More recently, environmental groups authored a platform of executive actions to address climate equity and environmental justice without new legislation, major new appropriations or other congressional authority. “We’re really hoping that this is Joe Biden’s FDR moment,” Sunrise Movement’s Desaraju says. “If you look at FDR’s New Deal, a lot of that was passed as executive action, not through Congress.”

“Let the Republicans play whack-a-mole. Let them try to rebuff all of the different [environmental rules] coming out.”

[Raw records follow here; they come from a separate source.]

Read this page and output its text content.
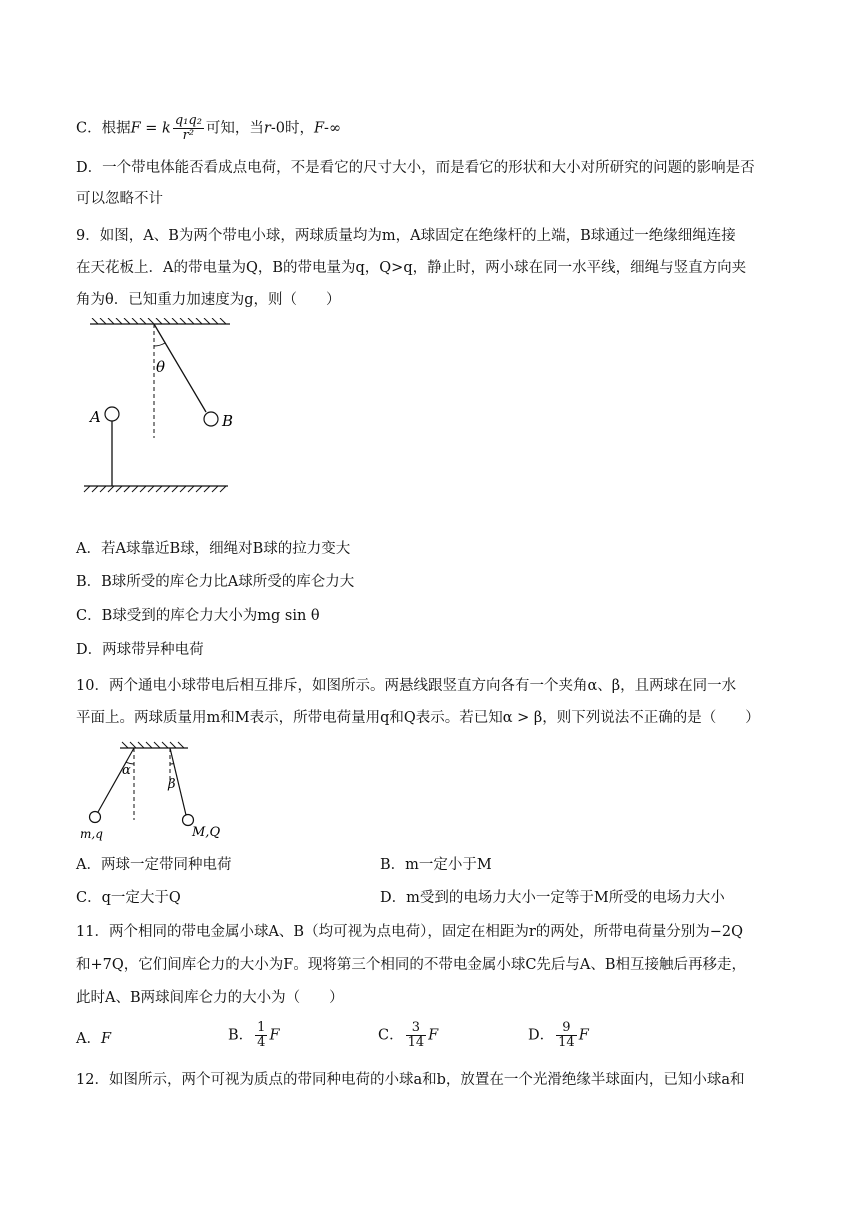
C．根据F = k $\frac{\text{q₁q₂}}{\text{r²}}$ 可知，当r-0时，F-∞
D．一个带电体能否看成点电荷，不是看它的尺寸大小，而是看它的形状和大小对所研究的问题的影响是否
可以忽略不计
9．如图，A、B为两个带电小球，两球质量均为m，A球固定在绝缘杆的上端，B球通过一绝缘细绳连接
在天花板上．A的带电量为Q，B的带电量为q，Q>q，静止时，两小球在同一水平线，细绳与竖直方向夹
角为θ．已知重力加速度为g，则（　　）
θ
B
A
A．若A球靠近B球，细绳对B球的拉力变大
B．B球所受的库仑力比A球所受的库仑力大
C．B球受到的库仑力大小为mg sin θ
D．两球带异种电荷
10．两个通电小球带电后相互排斥，如图所示。两悬线跟竖直方向各有一个夹角α、β，且两球在同一水
平面上。两球质量用m和M表示，所带电荷量用q和Q表示。若已知α > β，则下列说法不正确的是（　　）
α
β
m,q	M,Q
A．两球一定带同种电荷	B．m一定小于M
C．q一定大于Q	D．m受到的电场力大小一定等于M所受的电场力大小
11．两个相同的带电金属小球A、B（均可视为点电荷），固定在相距为r的两处，所带电荷量分别为−2Q
和+7Q，它们间库仑力的大小为F。现将第三个相同的不带电金属小球C先后与A、B相互接触后再移走，
此时A、B两球间库仑力的大小为（　　）
A．F	B． $\frac{1}{4}$ F	C． $\frac{3}{14}$ F	D． $\frac{9}{14}$ F
12．如图所示，两个可视为质点的带同种电荷的小球a和b，放置在一个光滑绝缘半球面内，已知小球a和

Among environmentalists’ top priorities for executive action in Biden’s first 100 days is putting a stop to the Keystone XL and Dakota Access pipelines once and for all. Biden could also unilaterally end regulatory subsidies for the fossil fuel industry that are funneled through executive agencies, the Export-Import Bank and the U.S. International Development and Finance Corporation. Activists likewise hope to see the president-elect implement an environmental equity screen for federal projects as well as a climate justice screen for low-income communities of color who disproportionately bear the brunt of toxic pollution.

It’s not just about undoing Trump environmental rollbacks; it’s also about moving much stronger rules forward. To do that, Biden will need to “flood the zone,” as RL Miller, chair of the California Democratic Party’s environmental caucus and a Democratic National Committee delegate, puts it. “It means everything and anything. Let the Republicans play whack-a-mole. Let them try to rebuff all of the different things coming out, but it basically means that the team has to be prepared to hit the ground running,” Miller told Truthout.

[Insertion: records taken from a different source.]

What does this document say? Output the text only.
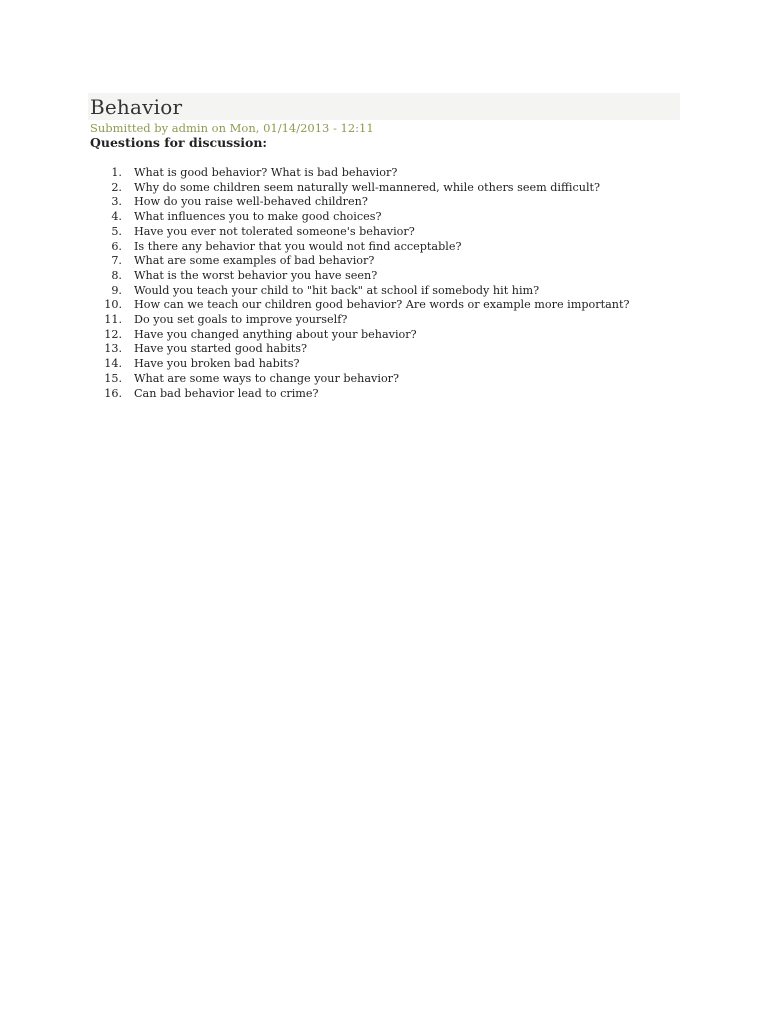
Behavior
Submitted by admin on Mon, 01/14/2013 - 12:11
Questions for discussion:
1.	What is good behavior? What is bad behavior?
2.	Why do some children seem naturally well-mannered, while others seem difficult?
3.	How do you raise well-behaved children?
4.	What influences you to make good choices?
5.	Have you ever not tolerated someone's behavior?
6.	Is there any behavior that you would not find acceptable?
7.	What are some examples of bad behavior?
8.	What is the worst behavior you have seen?
9.	Would you teach your child to "hit back" at school if somebody hit him?
10.	How can we teach our children good behavior? Are words or example more important?
11.	Do you set goals to improve yourself?
12.	Have you changed anything about your behavior?
13.	Have you started good habits?
14.	Have you broken bad habits?
15.	What are some ways to change your behavior?
16.	Can bad behavior lead to crime?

But the Trump administration is working against the clock to slow the incoming administration’s momentum. Trump appointees at the EPA and Interior Department are locking in rules changes that will make it harder for Biden to undo many of the 104 environmental regulatory rollbacks enacted over the past four years, including asking oil and gas companies to select where they’d like to drill in the pristine Arctic National Wildlife Refuge.

“I can assure you that corporate America is making their preferences known.”

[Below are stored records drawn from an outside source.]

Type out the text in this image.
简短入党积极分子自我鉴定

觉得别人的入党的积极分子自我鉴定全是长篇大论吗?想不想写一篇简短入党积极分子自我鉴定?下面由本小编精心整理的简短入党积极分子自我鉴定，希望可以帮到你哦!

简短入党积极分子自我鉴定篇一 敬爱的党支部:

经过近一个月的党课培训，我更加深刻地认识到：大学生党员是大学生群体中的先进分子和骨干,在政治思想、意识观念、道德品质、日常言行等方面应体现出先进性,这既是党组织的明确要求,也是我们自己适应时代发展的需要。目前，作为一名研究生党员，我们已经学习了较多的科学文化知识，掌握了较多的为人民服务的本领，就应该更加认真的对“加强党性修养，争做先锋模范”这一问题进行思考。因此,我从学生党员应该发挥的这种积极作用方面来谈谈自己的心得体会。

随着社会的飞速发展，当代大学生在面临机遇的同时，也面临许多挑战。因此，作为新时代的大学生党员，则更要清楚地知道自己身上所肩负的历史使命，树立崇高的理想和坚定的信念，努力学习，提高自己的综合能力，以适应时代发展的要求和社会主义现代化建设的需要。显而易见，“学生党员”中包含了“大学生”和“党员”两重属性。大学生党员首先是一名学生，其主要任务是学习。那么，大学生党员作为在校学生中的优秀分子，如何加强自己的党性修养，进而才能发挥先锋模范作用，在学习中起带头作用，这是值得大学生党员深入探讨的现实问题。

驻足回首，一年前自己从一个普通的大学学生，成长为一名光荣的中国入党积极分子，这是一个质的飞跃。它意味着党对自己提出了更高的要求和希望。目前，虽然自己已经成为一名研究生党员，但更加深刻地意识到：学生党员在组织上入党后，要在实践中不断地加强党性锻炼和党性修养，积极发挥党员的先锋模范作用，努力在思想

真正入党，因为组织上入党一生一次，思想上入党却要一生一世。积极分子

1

Now, the incoming administration will have to take even more aggressive steps to overcome the Trump administration’s obstacles. The Revolving Door Project’s Hauser says there’s a real opportunity for progressives to makes their voices heard and understand that they have real influence when it comes to the transition process.

“[The transition team needs] to be hearing from people, because I can assure you that corporate America is making their preferences known in a very consistent manner to the transition,” Hauser says.